If you are reading along with us this Lent, I hope you enjoyed this week’s discussion about play. If you are hungry for more, may I suggest this excellent and engaging entry by Fr. James Schall (comprising two essays: On the Meaning of Sport and What Say You of the Peacock’s Tail?). I think it will help illuminate the doing/being problem.
Maybe Shakespeare will be punnier after you read this? (He was super rude, apparently — more than we thought! Yikes.)
If you are in the market for a 12 passenger van, you need to read this, and it’s amusing even if you are not.
Did you know that there are four Marian hymns/chants for each season, to be sung after night prayers? This season (from Candlemas to Holy Week) the chant is Ave Regina Caelorum. It’s a simple tune and the words are so beautiful and serene. You can read about it and find the translation here. I bet your children learn it before you do!
(Something to point out to them about the way the monks sing: it’s very calm and relaxed without being lame; they sing with emphasis, the way you would speak, voice rising and falling; at the end of each phrase, the voice lets up a bit; the tone is never forced. Listen carefully for how they do it — it’s quite different from metrical singing that we usually do. Here’s a little primer on chant notation.)

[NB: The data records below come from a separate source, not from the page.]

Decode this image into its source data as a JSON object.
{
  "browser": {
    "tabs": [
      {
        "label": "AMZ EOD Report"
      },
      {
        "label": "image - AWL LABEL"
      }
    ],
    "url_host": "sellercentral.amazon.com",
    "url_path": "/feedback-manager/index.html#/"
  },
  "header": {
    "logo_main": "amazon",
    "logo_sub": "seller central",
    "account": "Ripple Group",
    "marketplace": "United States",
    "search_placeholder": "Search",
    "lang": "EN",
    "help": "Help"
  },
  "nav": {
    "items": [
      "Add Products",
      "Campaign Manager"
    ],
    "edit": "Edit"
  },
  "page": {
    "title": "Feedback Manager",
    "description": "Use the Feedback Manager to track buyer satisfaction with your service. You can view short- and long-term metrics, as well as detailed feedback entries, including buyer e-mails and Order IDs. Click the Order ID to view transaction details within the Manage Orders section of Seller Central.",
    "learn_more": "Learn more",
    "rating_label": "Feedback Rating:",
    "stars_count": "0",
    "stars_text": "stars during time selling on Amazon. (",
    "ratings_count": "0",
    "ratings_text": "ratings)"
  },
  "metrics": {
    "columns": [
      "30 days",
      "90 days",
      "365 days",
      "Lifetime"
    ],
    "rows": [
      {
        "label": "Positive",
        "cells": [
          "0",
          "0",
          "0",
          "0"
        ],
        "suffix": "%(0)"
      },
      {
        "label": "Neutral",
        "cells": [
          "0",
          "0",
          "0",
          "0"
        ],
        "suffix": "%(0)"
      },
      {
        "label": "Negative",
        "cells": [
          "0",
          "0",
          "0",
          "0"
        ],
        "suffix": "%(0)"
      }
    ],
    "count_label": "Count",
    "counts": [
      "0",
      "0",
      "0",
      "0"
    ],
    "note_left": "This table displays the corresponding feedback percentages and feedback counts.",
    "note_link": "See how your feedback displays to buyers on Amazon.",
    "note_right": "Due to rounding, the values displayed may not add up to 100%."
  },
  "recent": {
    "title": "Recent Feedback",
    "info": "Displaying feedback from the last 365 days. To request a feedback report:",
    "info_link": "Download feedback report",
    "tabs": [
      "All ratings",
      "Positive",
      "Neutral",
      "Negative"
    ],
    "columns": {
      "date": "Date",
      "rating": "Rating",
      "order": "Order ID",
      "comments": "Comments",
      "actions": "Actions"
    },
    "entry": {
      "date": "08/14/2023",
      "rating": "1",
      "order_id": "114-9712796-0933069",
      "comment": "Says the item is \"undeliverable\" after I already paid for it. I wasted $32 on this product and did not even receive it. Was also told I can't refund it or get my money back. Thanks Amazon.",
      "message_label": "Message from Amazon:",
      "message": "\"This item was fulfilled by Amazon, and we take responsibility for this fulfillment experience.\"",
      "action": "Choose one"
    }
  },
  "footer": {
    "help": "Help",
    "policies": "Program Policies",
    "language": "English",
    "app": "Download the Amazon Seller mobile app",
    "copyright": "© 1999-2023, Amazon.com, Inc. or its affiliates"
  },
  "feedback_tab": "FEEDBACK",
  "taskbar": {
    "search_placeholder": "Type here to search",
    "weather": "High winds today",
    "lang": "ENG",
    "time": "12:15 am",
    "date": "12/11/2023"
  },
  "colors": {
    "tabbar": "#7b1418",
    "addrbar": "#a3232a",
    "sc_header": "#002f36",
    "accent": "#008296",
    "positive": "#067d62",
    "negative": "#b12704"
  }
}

I really enjoyed this post from Melissa Wiley. Good suggestions for things to spend your money on instead of curriculum. I love her choices, but– actually, get the stereo microscope I mention in this post (the link is towards the bottom), and for the reasons I suggest.
We had two {bits & pieces} featuring encomia of the late, lamented, mourned, Antonin Scalia. With due reverence, I’d like to direct you to this respectful and pointed critique of his jurisprudential theory. While Scalia’s strict “originalist” reading of the Constitution was a necessary corrective to the corrosive effects of the Court’s tendency to make law out of thin air or emanations of penumbrae, it lacked that vital connection to natural law and to the God of all law. “Who will undo the injustice, which at times we inflict by law upon ourselves? Increasingly we are becoming a nation lacking judgment. Who will decide aright for this land’s afflicted?” asks author Anthony Giambrone.
An aside: Do you know that to this day, the inscription over the door of City Hall in Cambridge, Massachusetts (ground zero for secular atheism) reads:
God has given Commandments unto Men. From these Commandments Men have framed Laws by which to be governed. It is honorable and praiseworthy to faithfully serve the people by helping to administer these Laws. If the Laws are not enforced, the People are not well governed.
Today is the Feast of St. John of the Cross.